Working with a team of researchers at Christchurch's Willowbank Wildlife reserve, Nichols pushed the idea further by trying to train captive kea to avoid non-toxic cereal baits that perfectly mimicked the look, feel, and taste of 1080 baits.
Each of the 10 kea in the study were hand-fed baits treated with 2.7 per cent anthraquinone, in trials using two different types of cereal baits often used in aerial drops.
By the end of the trial, just one took up the offer to snack on the pellet.

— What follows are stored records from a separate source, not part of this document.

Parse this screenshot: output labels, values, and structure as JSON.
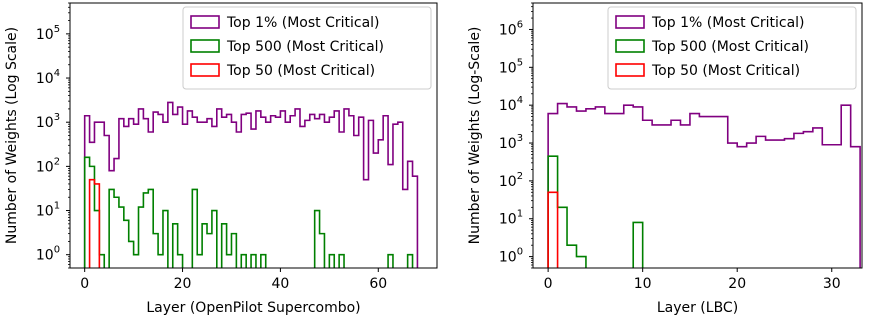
{
  "chart_data": [
    {
      "type": "histogram",
      "xlabel": "Layer (OpenPilot Supercombo)",
      "ylabel": "Number of Weights (Log Scale)",
      "yscale": "log",
      "xlim": [
        -3,
        72
      ],
      "ylim": [
        0.5,
        500000
      ],
      "xticks": [
        0,
        20,
        40,
        60
      ],
      "yticks": [
        {
          "base": "10",
          "exp": "0",
          "value": 1
        },
        {
          "base": "10",
          "exp": "1",
          "value": 10
        },
        {
          "base": "10",
          "exp": "2",
          "value": 100
        },
        {
          "base": "10",
          "exp": "3",
          "value": 1000
        },
        {
          "base": "10",
          "exp": "4",
          "value": 10000
        },
        {
          "base": "10",
          "exp": "5",
          "value": 100000
        }
      ],
      "legend_position": "top-right",
      "x_start": 0,
      "series": [
        {
          "name": "Top 1% (Most Critical)",
          "color": "#800080",
          "values": [
            1400,
            350,
            1000,
            1000,
            500,
            80,
            150,
            1200,
            800,
            1200,
            900,
            2000,
            1200,
            600,
            1700,
            1500,
            1000,
            2800,
            1500,
            2200,
            900,
            1800,
            1300,
            1000,
            1000,
            1200,
            800,
            2000,
            1300,
            1500,
            1000,
            600,
            1500,
            1600,
            700,
            1800,
            1300,
            1000,
            1400,
            1300,
            1800,
            1000,
            1400,
            2000,
            800,
            1100,
            1500,
            1200,
            1500,
            1000,
            1300,
            1800,
            600,
            2000,
            1400,
            500,
            1300,
            50,
            1100,
            200,
            400,
            1400,
            110,
            900,
            1000,
            30,
            130,
            60
          ]
        },
        {
          "name": "Top 500 (Most Critical)",
          "color": "#008000",
          "values": [
            160,
            100,
            10,
            1,
            0,
            30,
            20,
            12,
            6,
            2,
            1,
            12,
            25,
            30,
            3,
            1,
            10,
            0,
            5,
            1,
            0,
            0,
            30,
            1,
            5,
            3,
            10,
            0,
            5,
            1,
            3,
            0,
            1,
            0,
            1,
            0,
            1,
            0,
            0,
            0,
            0,
            0,
            0,
            0,
            0,
            0,
            0,
            10,
            3,
            0,
            1,
            0,
            1,
            0,
            0,
            0,
            0,
            0,
            0,
            0,
            0,
            0,
            1,
            0,
            0,
            0,
            1,
            0
          ]
        },
        {
          "name": "Top 50 (Most Critical)",
          "color": "#ff0000",
          "values": [
            0,
            50,
            40,
            0,
            0,
            0,
            0,
            0,
            0,
            0,
            0,
            0,
            0,
            0,
            0,
            0,
            0,
            0,
            0,
            0,
            0,
            0,
            0,
            0,
            0,
            0,
            0,
            0,
            0,
            0,
            0,
            0,
            0,
            0,
            0,
            0,
            0,
            0,
            0,
            0,
            0,
            0,
            0,
            0,
            0,
            0,
            0,
            0,
            0,
            0,
            0,
            0,
            0,
            0,
            0,
            0,
            0,
            0,
            0,
            0,
            0,
            0,
            0,
            0,
            0,
            0,
            0,
            0
          ]
        }
      ]
    },
    {
      "type": "histogram",
      "xlabel": "Layer (LBC)",
      "ylabel": "Number of Weights (Log-Scale)",
      "yscale": "log",
      "xlim": [
        -1.6,
        33.2
      ],
      "ylim": [
        0.5,
        5000000
      ],
      "xticks": [
        0,
        10,
        20,
        30
      ],
      "yticks": [
        {
          "base": "10",
          "exp": "0",
          "value": 1
        },
        {
          "base": "10",
          "exp": "1",
          "value": 10
        },
        {
          "base": "10",
          "exp": "2",
          "value": 100
        },
        {
          "base": "10",
          "exp": "3",
          "value": 1000
        },
        {
          "base": "10",
          "exp": "4",
          "value": 10000
        },
        {
          "base": "10",
          "exp": "5",
          "value": 100000
        },
        {
          "base": "10",
          "exp": "6",
          "value": 1000000
        }
      ],
      "legend_position": "top-right",
      "x_start": 0,
      "series": [
        {
          "name": "Top 1% (Most Critical)",
          "color": "#800080",
          "values": [
            6000,
            11000,
            9000,
            7000,
            8000,
            9000,
            6000,
            6000,
            10000,
            9000,
            4000,
            3000,
            3000,
            4000,
            3000,
            6000,
            5000,
            5000,
            5000,
            1000,
            800,
            1000,
            1500,
            1200,
            1200,
            1300,
            1800,
            2000,
            2500,
            900,
            900,
            10000,
            800
          ]
        },
        {
          "name": "Top 500 (Most Critical)",
          "color": "#008000",
          "values": [
            450,
            20,
            2,
            1,
            0,
            0,
            0,
            0,
            0,
            8,
            0,
            0,
            0,
            0,
            0,
            0,
            0,
            0,
            0,
            0,
            0,
            0,
            0,
            0,
            0,
            0,
            0,
            0,
            0,
            0,
            0,
            0,
            0
          ]
        },
        {
          "name": "Top 50 (Most Critical)",
          "color": "#ff0000",
          "values": [
            50,
            0,
            0,
            0,
            0,
            0,
            0,
            0,
            0,
            0,
            0,
            0,
            0,
            0,
            0,
            0,
            0,
            0,
            0,
            0,
            0,
            0,
            0,
            0,
            0,
            0,
            0,
            0,
            0,
            0,
            0,
            0,
            0
          ]
        }
      ]
    }
  ]
}
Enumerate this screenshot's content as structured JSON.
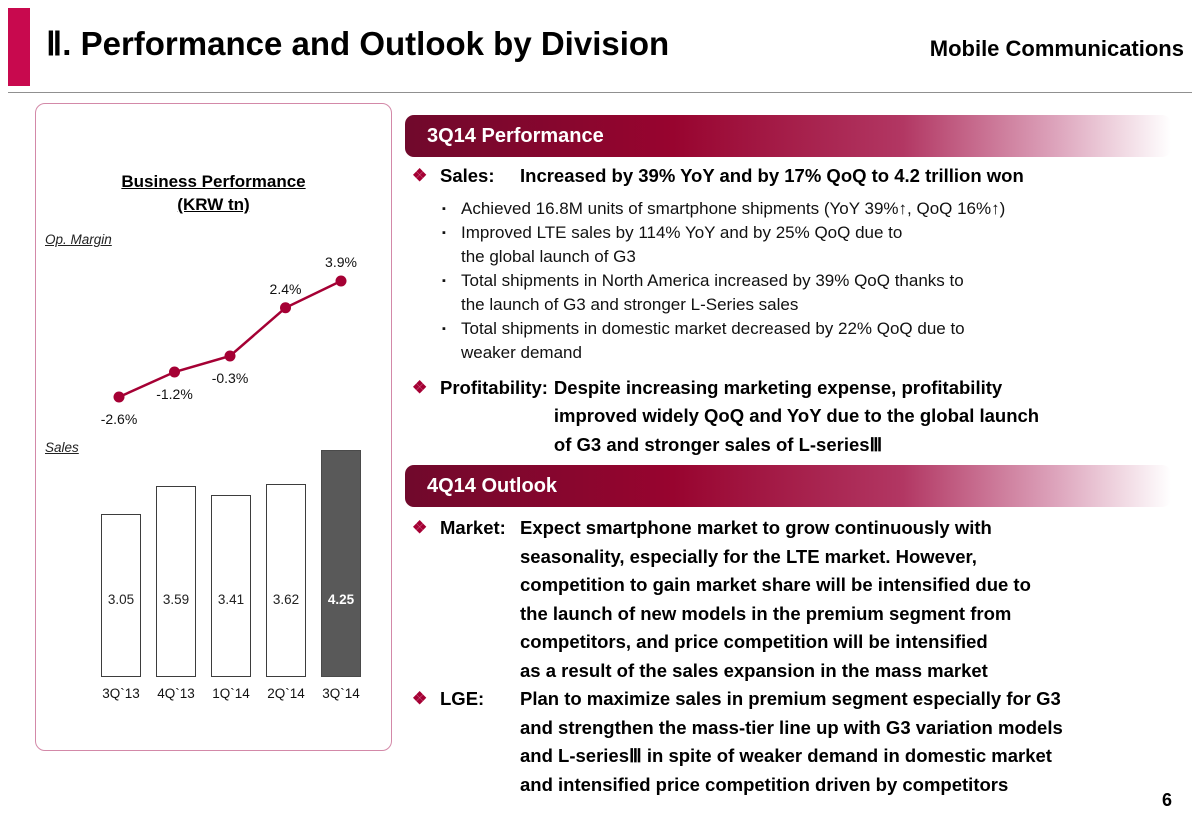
{
  "header": {
    "title": "Ⅱ. Performance and Outlook by Division",
    "division": "Mobile Communications"
  },
  "icons": {
    "diamond_bullet": "❖",
    "square_bullet": "▪"
  },
  "left_panel": {
    "title_line1": "Business Performance",
    "title_line2": "(KRW tn)",
    "op_margin_label": "Op. Margin",
    "sales_label": "Sales"
  },
  "sections": [
    {
      "header": "3Q14 Performance",
      "bullets": [
        {
          "label": "Sales:",
          "text": "Increased by 39% YoY and by 17% QoQ to 4.2 trillion won"
        },
        {
          "label": "Profitability:",
          "text": "Despite increasing marketing expense, profitability\nimproved widely QoQ and YoY due to the global launch\nof G3 and stronger sales of L-seriesⅢ"
        }
      ],
      "sub_bullets": [
        "Achieved 16.8M units of smartphone shipments (YoY 39%↑, QoQ 16%↑)",
        "Improved LTE sales by 114% YoY and by 25% QoQ due to\nthe global launch of G3",
        "Total shipments in North America increased by 39% QoQ thanks to\nthe launch of G3 and stronger L-Series sales",
        "Total shipments in domestic market decreased by 22% QoQ due to\nweaker demand"
      ]
    },
    {
      "header": "4Q14 Outlook",
      "bullets": [
        {
          "label": "Market:",
          "text": "Expect smartphone market to grow continuously with\nseasonality, especially for the LTE market. However,\ncompetition to gain market share will be intensified due to\nthe launch of new models in the premium segment from\ncompetitors, and price competition will be intensified\nas a result of the sales expansion in the mass market"
        },
        {
          "label": "LGE:",
          "text": "Plan to maximize sales in premium segment especially for G3\nand strengthen the mass-tier line up with G3 variation models\nand L-seriesⅢ in spite of weaker demand in domestic market\nand intensified price competition driven by competitors"
        }
      ]
    }
  ],
  "chart_data": [
    {
      "type": "line",
      "title": "Op. Margin",
      "unit": "%",
      "categories": [
        "3Q`13",
        "4Q`13",
        "1Q`14",
        "2Q`14",
        "3Q`14"
      ],
      "values": [
        -2.6,
        -1.2,
        -0.3,
        2.4,
        3.9
      ],
      "labels": [
        "-2.6%",
        "-1.2%",
        "-0.3%",
        "2.4%",
        "3.9%"
      ],
      "color": "#A50034",
      "grid": false,
      "legend": false
    },
    {
      "type": "bar",
      "title": "Sales",
      "unit": "KRW tn",
      "categories": [
        "3Q`13",
        "4Q`13",
        "1Q`14",
        "2Q`14",
        "3Q`14"
      ],
      "values": [
        3.05,
        3.59,
        3.41,
        3.62,
        4.25
      ],
      "labels": [
        "3.05",
        "3.59",
        "3.41",
        "3.62",
        "4.25"
      ],
      "highlight_index": 4,
      "bar_fill": "#ffffff",
      "bar_border": "#3d3d3d",
      "highlight_fill": "#595959",
      "grid": false,
      "legend": false
    }
  ],
  "colors": {
    "accent_bar": "#C8094E",
    "brand": "#A50034",
    "section_header_text": "#ffffff",
    "highlight_bar": "#595959"
  },
  "page_number": "6"
}
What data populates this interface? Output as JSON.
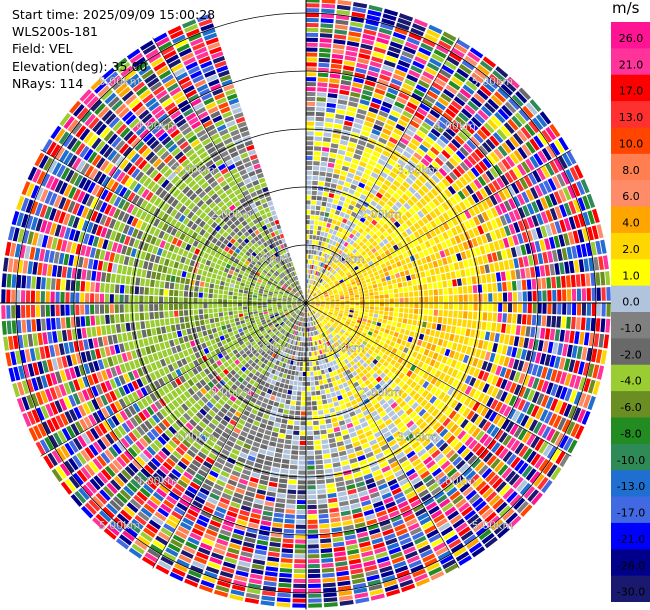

By the end of another test run, this time with nine kea, only one bird ended up eating enough bait to a level that would have been fatal with toxic bait.
The aversion effect they created continued even when baits were offered a further six times over two days.
Nichols said she and her colleagues – among them, prominent University of Auckland animal psychologist Dr Alex Taylor, were surprised at the birds' response, which even included kea throwing baits back at them.
"This study opens up the possibility of training at-risk individual kea to avoid toxic cereal bait after multiple feeding events."
But she added that the captive birds were also presumably easier to expose to aversion baits than their wide-ranging wild counterparts.
"Furthermore, anthraquinone can make mammals averse too, so providing aversion baits to kea, while restricting access by possums and rats, could present challenges for some operations."
The insights, detailed in the journal Applied Animal Behaviour Science, comes after a series of new studies transforming what we know about kea.
This year, a study led by Taylor found the parrots can make predictions using statistical, physical and social information in a similar way a human would.
Other research has found they're not only clever problem-solvers, but are happy to team up on tasks, even when the reward isn't shared equally - and that they're likely little different from a human infant, learning about their world by interacting with objects around them.
Although the nationally-endangered species is seen in reasonable numbers throughout the South Island, the true size of the wild population is unknown, and estimated at between just 1000 and 5000 birds.